Suriye'nin Şam gibi iç savaştan doğrudan etkilenmeyen bölgelerinde dahi büyük altyapı yatırımlarına ihtiyacı var ve savaşın tam yıkım yaşattığı bölgelerinin imarı uzun yıllar alacak. Bu inşa sürecine başlanması, Şara yönetiminin ekonomik istikrar ve hizmet sağlayabildiğini göstererek siyasi meşruiyetini artıracaktır. Türkiye'nin istediği gibi Suriye'nin bölünmeden bütün kalabilmesi için Şam'ın desteklenmesi önem taşıyor. Trump yönetiminin yapıcı tavrı hem yatırımları artırıp hem de İsrail ve SDG gibi istikrara ket vurabilecek aktörlerin kontrol edilmesi açısından önemli. Suriye'nin lideri Şara'nın son derece pragmatik ve realist bir aktör olduğunu göstermesi Washington'la ilişkilerini hızlıca güçlendirmesini sağladı. Trump'ın da buna pozitif karşılık vermesi, Suriye'nin yeniden inşasını hızlandırarak istikrara katkı sağlayabilir.
TÜRKİYE'NİN ROLÜ
Başkan Trump Eylül ayındaki Beyaz Saray ziyareti sırasında, Cumhurbaşkanı Erdoğan'a hem Suriye hem de bölge politikalarıyla ilgili iltifatlar yağdırırken Suriye'nin istikrarına en fazla katkıyı sağlayabilecek ülkenin Türkiye olduğunun farkında olduğunu göstermişti.
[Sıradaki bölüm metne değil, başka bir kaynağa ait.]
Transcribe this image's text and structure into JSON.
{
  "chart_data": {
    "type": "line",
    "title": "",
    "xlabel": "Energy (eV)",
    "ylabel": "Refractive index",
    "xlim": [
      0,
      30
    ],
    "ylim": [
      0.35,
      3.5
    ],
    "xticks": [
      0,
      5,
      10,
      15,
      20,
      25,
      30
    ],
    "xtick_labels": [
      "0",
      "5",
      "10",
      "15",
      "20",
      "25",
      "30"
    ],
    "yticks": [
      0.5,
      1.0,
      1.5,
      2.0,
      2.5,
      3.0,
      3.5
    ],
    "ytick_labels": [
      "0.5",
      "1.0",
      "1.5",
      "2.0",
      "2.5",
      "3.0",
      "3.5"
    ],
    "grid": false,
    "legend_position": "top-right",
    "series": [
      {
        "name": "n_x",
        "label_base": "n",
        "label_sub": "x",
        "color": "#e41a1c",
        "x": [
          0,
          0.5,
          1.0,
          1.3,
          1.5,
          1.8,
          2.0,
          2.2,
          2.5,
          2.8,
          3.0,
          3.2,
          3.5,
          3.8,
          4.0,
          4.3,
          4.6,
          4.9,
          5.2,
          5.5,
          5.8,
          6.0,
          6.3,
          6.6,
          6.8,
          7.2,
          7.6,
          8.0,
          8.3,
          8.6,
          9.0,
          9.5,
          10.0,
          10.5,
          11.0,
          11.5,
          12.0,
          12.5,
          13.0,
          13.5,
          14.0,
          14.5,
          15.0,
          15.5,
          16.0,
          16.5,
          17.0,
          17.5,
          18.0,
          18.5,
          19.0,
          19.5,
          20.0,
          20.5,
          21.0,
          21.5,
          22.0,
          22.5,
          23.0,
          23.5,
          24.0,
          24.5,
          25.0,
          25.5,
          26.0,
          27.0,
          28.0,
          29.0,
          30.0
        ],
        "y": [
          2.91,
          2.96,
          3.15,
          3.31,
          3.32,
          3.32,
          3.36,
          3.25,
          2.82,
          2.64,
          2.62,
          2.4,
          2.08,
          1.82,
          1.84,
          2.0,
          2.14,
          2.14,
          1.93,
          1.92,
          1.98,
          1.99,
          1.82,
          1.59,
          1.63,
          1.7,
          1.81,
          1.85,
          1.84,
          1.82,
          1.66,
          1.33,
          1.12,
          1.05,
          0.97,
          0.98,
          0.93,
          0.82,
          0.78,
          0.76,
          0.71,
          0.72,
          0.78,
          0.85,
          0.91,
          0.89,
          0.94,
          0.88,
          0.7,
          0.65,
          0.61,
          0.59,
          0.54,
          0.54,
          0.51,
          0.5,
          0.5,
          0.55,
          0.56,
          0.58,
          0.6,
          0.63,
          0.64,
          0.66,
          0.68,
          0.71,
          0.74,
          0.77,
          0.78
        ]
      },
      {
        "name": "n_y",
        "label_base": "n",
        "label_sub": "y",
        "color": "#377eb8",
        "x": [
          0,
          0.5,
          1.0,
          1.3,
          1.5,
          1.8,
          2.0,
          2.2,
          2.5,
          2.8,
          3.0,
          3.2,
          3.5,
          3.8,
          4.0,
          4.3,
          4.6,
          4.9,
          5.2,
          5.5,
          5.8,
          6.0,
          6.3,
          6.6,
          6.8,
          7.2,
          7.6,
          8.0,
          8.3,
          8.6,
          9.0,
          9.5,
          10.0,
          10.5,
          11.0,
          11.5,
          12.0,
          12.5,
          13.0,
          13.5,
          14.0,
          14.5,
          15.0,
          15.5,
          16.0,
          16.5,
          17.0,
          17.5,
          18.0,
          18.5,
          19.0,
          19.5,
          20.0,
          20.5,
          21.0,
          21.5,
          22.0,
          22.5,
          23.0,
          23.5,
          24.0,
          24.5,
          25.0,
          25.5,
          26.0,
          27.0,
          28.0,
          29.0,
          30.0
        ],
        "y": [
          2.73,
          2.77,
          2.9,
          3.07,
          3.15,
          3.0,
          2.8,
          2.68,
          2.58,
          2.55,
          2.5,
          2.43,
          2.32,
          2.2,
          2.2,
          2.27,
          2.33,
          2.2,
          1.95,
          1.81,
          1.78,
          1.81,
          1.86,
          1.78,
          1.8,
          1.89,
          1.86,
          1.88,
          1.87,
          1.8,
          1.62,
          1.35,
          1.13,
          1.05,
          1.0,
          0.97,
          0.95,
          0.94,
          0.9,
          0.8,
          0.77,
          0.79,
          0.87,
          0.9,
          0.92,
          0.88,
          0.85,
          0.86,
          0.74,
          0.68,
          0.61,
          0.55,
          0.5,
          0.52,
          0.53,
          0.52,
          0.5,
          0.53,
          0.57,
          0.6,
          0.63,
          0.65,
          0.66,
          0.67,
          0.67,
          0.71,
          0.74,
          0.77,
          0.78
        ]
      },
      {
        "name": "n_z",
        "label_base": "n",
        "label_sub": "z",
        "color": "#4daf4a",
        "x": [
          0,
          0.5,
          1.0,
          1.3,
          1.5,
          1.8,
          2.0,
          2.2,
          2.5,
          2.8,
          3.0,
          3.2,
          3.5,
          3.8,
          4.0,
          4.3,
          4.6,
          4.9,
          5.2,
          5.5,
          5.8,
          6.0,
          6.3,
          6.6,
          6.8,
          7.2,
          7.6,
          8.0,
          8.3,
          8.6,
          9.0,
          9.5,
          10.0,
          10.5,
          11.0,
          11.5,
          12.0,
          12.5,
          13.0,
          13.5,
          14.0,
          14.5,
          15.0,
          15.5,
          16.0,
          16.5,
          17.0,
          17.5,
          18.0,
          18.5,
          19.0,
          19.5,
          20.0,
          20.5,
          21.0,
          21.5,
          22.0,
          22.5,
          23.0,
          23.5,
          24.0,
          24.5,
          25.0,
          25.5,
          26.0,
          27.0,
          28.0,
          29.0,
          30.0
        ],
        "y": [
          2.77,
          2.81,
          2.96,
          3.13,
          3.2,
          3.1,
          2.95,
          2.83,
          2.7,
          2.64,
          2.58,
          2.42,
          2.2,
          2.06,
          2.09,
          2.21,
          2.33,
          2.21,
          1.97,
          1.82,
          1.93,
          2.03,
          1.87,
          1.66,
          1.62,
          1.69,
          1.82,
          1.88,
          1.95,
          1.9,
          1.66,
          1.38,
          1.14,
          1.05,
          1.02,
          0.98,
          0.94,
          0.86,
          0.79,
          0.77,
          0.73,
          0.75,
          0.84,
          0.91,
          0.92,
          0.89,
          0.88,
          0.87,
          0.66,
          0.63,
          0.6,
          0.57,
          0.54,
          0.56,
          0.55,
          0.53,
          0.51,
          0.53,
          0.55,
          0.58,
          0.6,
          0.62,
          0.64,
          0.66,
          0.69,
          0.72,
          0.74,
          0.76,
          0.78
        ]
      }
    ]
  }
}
Türkiye'nin Dışişleri Bakanı düzeyinde Şara'nın Beyaz Saray toplantılarına dahil olması da Trump yönetiminin NATO müttefiki Türkiye'nin hem Suriye'de hem de bölgede ana aktör olduğunu anladığını gösteriyor. Türkiye, Suriye'nin siyasi istikrarı ve yeniden imarı konularında vazgeçilmez rol oynayacak ülke ve Trump da bunun farkında. Şam yönetiminin SDG'nin entegrasyonu ve İsrail'le ilişkiler gibi konularda da Ankara'nın desteğine ihtiyacı var. Trump yönetimi Suriye'yle ikili ilişkileri güçlendirmeye açık olduğu sinyalini verirken bunun ancak Türkiye'nin de denklemde olmasıyla mümkün olacağı sinyalini veriyor.